At a time when clinical trials (testing of new drugs on humans) have ground to a virtual halt in India due to a regulatory imbroglio and the resultant crackdown by the Supreme Court, the government is making an effort to make the relevant policy more pragmatic and conducive for the development of new medicines germane to Indian population.

According to government sources, the health ministry has decided that introductory Phase I and exploratory Phase II clinical trials of new chemical entities (NCEs) being developed and to be marketed in India can be conducted abroad. This means the Indian drug regulator will approve data generated from trials conducted on foreign soil as far as these two phases are concerned. Based on such approvals, subsequent phases of trials Phase III and IV can be done in India. As per rules, all four phases of any new drug being developed to be marketed in India has to be conducted within the country.

The advantage of the new policy, sources said, is that the time required for drug development can be reduced and new medicines can be launched faster.

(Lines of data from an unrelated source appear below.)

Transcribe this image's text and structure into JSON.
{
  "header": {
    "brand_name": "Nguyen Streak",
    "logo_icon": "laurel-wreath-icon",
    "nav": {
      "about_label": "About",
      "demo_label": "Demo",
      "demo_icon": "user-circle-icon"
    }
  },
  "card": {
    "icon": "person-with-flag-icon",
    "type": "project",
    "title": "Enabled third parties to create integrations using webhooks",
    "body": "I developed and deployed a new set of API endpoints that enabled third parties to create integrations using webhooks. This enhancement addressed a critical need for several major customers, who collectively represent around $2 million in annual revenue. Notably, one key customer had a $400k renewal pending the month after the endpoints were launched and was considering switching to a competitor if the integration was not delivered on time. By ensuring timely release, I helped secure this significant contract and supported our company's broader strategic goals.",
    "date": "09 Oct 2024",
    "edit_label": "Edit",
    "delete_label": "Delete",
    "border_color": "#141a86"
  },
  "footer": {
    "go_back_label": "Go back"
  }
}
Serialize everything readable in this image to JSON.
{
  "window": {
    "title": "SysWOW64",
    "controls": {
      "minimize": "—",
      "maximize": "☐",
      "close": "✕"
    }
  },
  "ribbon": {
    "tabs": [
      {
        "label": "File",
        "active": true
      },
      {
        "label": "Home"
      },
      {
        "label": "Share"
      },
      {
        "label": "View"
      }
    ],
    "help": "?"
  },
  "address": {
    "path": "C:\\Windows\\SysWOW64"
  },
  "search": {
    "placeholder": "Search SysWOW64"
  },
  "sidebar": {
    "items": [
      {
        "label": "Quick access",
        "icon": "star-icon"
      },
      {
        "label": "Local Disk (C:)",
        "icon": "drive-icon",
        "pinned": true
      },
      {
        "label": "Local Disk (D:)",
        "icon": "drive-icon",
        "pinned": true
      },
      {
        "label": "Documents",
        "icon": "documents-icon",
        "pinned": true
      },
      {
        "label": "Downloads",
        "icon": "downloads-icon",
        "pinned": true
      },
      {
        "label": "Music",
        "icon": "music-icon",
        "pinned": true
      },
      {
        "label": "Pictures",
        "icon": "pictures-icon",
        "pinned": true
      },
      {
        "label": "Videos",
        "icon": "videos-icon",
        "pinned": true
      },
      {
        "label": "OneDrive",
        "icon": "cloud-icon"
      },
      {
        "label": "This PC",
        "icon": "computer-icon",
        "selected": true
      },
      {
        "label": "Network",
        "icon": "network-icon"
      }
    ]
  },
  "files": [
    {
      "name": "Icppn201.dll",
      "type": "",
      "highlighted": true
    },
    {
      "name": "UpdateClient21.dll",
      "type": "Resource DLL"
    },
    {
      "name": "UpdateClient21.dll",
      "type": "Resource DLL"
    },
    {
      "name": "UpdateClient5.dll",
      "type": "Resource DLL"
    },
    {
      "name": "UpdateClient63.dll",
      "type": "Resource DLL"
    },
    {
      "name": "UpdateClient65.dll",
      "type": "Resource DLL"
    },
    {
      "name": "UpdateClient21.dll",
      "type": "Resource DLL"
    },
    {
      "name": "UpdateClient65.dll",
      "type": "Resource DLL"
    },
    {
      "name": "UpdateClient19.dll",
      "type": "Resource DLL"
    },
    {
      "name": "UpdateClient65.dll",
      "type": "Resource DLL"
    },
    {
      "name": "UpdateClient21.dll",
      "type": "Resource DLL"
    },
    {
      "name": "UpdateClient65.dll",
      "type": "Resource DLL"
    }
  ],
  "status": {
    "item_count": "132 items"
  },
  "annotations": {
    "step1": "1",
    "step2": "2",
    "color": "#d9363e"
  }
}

India doesnt have enough capacity to deal with the requirements of Phase I and Phase II trials, often adding to delays and cases of misconduct by the investigators.

Experts said the new policy will give an option to drug innovators to shift trials to countries like Europe, US, Canada, China, Malaysia and Turkey which not only have greater expertise in conducting Phase I and II trials, but also have shorter turnaround times.

A negative fallout could be a possibly diminished potential of India in the global clinical trial business. India was touted as an emerging clinical trials hub thanks to the diverse genetic profile of Indian population and the relatively low cost of doing trials in the country.

Currently, no new clinical trials are being approved in India, since policies governing approval and conduct of clinical trials have become tangled in the judicial-regulatory thicket. On account of the limbo in approval of clinical trials, the industry estimates a loss of around $150-200 million this year alone.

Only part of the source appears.